Of course the price a stock sells for at a particular moment isn’t random. It is determined not only by the real fundamentals of the company it represents, but also by thousands of other factors, from the market rumors, correct or incorrect, circulating about it, the momentary demand for that stock, the momentary mood and individual strategies of thousands of players, big and small, in the market, external worldwide economic and political factors, and even the actions of high-speed trading algorithms detecting the offer and buying ahead to push the price up. So although the price isn’t really random within limits, it is subject to so many unmeasurable momentary forces that for all practical purposes its short-term movement is largely random.
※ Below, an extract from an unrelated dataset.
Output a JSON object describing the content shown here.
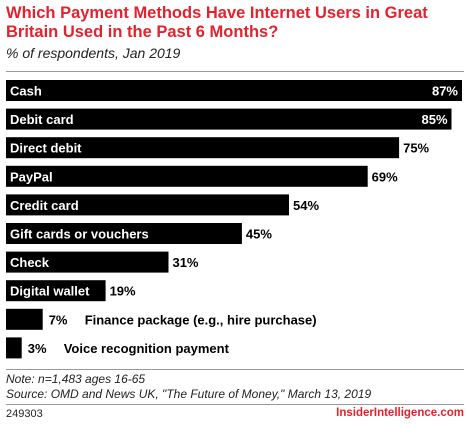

Given these conditions, it is no wonder that funds that do well in one year often do poorly the next. There is a claim by one statistician that anything less than an 11-year history of a fund is meaningless for determining if it is really doing better than average (I don’t know how he got to exactly 11 years, but you see the point). There is even a market strategy that says to sell the highest performing funds each year and buy the lowest performing ones, because of the statistical tendency for them to regress to the mean (meaning that on average the poorer performing funds ought to do better next year, and the better performing ones ought to do worse next year.)
It is a little hard to actually model this statistically, because funds and fund managers that do poorly for a few years, even if by chance, tend to get eliminated (managers get fired, funds close or are merged with other funds), so there is what is called an “absorbing state” on one tail of the distribution, which muddies the waters a bit statistically.
In any case, given all of this, Taleb’s observation that there is a “survivorship bias” operating when “winning” fund managers claim their strategy is responsible for their success seems reasonable. And of course much the same logic applies to “winning” CEOs who write books about their successes.